A tracciare il drammatico paragone è stato addirittura il Governatore di Bankitalia Ignazio Visco, nelle Considerazioni Finali di venerdì scorso. L’analisi di Visco è impietosa, e tratteggia il fallimento di un’intera classe dirigente “zerotitoli”: ”non siamo stati capaci di rispondere agli straordinari cambiamenti geopolitici, tecnologici e demografici degli ultimi 25 anni”. Basterebbe questa semplice frase per mostrare il cartellino rosso a un intero sistema-Paese, che ha affossato quella che un tempo era la nazione del boom economico. Una classe dirigente provinciale, inetta, corrotta fin nel midollo, impegnata solo a spolpare l’osso, senza preoccuparsi di disegnare strategie per il futuro. Impegnata solo a produrre replicanti, sottoforma di raccomandati o cooptati, capaci unicamente di peggiorare ulteriormente il modello gestionale del Paese. Anche perché persino più mediocri di chi li aveva prodotti.
Intanto i migliori giovani outsider emigravano a decine di migliaia. Non da ieri. Ma da almeno 15 anni. E non solo ricercatori: a emigrare sono state tutte le categorie professionali.
Visco prende atto del fallimento e incalza: ‘non bisogna avere timore del futuro, del cambiamento. Non si costruisce niente sulla difesa delle rendite e del proprio particolare, si arretra tutti. Occorre consapevolezza, solidarieta’, lungimiranza‘‘.
Fuori dai Palazzi, la situazione appariva sempre più fuori controllo: le ultime stime sulla disoccupazione giovanile facevano segnare un record assoluto, col 40,5% di giovani senza lavoro ad aprile.
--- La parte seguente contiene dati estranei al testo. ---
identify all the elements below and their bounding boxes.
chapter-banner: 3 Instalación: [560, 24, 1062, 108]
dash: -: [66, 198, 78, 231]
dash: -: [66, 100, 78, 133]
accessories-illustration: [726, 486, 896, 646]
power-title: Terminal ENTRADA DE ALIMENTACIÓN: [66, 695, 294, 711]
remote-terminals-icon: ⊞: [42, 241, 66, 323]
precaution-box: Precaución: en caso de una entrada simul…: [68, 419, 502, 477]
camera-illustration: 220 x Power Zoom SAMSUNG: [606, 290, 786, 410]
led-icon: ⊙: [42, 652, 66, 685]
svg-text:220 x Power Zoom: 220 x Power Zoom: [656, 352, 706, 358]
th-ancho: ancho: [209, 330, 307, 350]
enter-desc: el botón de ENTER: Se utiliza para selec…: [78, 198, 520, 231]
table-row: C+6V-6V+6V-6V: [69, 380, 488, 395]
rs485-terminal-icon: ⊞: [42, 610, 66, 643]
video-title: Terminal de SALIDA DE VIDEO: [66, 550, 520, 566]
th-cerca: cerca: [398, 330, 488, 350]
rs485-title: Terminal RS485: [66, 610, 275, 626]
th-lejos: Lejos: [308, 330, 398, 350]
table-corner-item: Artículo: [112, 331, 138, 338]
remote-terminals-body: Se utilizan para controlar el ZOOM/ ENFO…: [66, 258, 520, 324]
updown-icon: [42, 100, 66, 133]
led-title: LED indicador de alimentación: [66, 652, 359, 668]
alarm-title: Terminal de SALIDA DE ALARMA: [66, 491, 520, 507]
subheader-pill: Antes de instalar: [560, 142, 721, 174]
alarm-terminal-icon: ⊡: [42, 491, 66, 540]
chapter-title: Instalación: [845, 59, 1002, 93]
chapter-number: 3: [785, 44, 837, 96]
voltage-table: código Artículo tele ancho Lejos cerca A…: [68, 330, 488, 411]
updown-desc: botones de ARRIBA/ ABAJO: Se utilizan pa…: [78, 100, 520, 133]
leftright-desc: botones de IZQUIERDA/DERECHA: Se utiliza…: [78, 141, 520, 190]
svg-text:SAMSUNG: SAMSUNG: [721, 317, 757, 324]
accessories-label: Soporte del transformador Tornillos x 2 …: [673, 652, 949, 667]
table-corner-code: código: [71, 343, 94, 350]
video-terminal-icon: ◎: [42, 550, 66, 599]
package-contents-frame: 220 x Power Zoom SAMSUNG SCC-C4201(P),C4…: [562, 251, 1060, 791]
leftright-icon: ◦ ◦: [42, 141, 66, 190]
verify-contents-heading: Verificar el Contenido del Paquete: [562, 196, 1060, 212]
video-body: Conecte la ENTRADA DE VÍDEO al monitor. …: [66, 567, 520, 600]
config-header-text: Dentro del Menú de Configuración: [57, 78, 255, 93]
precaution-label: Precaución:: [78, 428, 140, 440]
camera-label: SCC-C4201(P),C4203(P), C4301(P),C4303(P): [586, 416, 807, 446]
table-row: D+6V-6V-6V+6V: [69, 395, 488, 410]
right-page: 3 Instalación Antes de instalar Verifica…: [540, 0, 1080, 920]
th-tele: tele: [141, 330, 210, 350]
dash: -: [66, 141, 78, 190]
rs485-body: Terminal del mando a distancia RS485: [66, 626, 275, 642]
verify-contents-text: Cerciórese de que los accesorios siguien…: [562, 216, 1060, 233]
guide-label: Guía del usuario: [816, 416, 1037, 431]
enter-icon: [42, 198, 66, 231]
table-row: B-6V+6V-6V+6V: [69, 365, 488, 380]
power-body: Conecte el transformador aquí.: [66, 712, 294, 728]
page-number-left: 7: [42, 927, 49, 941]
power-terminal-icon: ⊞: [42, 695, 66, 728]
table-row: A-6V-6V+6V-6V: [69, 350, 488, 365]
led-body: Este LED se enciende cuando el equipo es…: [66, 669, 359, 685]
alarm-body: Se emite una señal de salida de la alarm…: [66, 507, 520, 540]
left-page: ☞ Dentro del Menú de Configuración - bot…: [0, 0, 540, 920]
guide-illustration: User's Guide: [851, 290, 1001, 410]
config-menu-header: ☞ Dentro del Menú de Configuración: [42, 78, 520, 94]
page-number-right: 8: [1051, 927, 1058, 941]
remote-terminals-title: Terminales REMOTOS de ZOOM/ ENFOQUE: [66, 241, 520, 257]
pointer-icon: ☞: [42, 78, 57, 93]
Un ulteriore segnale di una situazione ormai emergenziale. Una situazione al limite, frutto -ancora una volta- del fallimento totale di un intero sistema di potere. Ancora più che della crisi. Siamo onesti…
In quei giorni, e nei giorni successivi, la politica ha provato a lanciare segnali positivi. Segnali che qualcosa è realmente cambiato. Che ora il problema della fuga dei talenti (vogliamo smetterla una volta per tutte di chiamarla “dei cervelli”? Non si tratta solo di ricercatori, qualcuno lo vuole capire?) è un problema nell’agenda del Governo e della classe dirigente che sta provando a traghettare l’Italia fuori dalle secche.
“La fuga dei cervelli dal nostro Paese e’ una perdita secca per l’Italia, anche perche’ l’Italia si accolla il costo della formazione di questi giovani fino alla laurea, e poi deve deprivarsi di queste fondamentali energie“, ha dichiarato il presidente della Repubblica Giorgio Napolitano al Tg5. Parole che fanno il paio con quelle, altrettanto recenti, del presidente di Confindustria Giorgio Squinzi.
Si è spinto oltre il premier Enrico Letta, primo firmatario della Legge Controesodo per il rientro in italia degli under 40 espatriati per motivi di lavoro o studio. Rispondendo a un lettore del quotidiano “La Stampa”, che aveva condensato in una bellissima lettera tutta l’amarezza per l’imminente addio a un amico in partenza per Singapore, Letta ha risposto: “ai giovani devo prima di tutto delle scuse. Le scuse a nome di una politica che per anni ha fatto finta di non capire e che, con parole, azioni e omissioni, ha consentito questa dissipazione di passione, sacrifici, competenze. L’ho detto nel mio discorso per la fiducia alle Camere: siamo tutti coinvolti. Perché la rappresentazione che Antonio fa di noi è dolorosamente vera. Perché quando a generazioni intere vengono strappate la speranza e la fiducia – non d’impeto, ma peggio ancora: lentamente, giorno dopo giorno – non c’è alibi o dissociazione personale e politica che tenga”.
Riconosciamo a Letta un merito: appena insediato ha portato in Europa la bandiera della lotta contro la disoccupazione giovanile. Lo ha fatto nell’interesse continentale, ma con un chiaro occhio di riguardo rivolto alla disastrosa situazione italiana.
A Letta lanciamo un messaggio: le scuse a nome di un’intera classe dirigente politica zerotitoli possono essere gradite, ma non sufficienti. Dopo aver creato lavoro, dopo aver fatto tornare i nostri giovani talenti dall’estero (se mai ci riusciremo), occorrerà un ultimo, fondamentale passo. Mi rendo conto di quanto sia sgradevole, per una buona parte della attuale classe dirigente. Ma è un passo necessario e fondamentale: eliminare e fare piazza pulita di quella pletora di inetti, raccomandati e cooptati che siedono in troppe stanze dei bottoni. Senza quest’ultimo necessario passo, tutti i precedenti si riveleranno inutili. Rischieremmo solo di tornare, come nel gioco dell’oca, alla casella di partenza. Che, per l’Italia, significherebbe l’anticamera del baratro.
Back to basics: al primo posto la meritocrazia… per tutto il resto non ci deve essere più posto.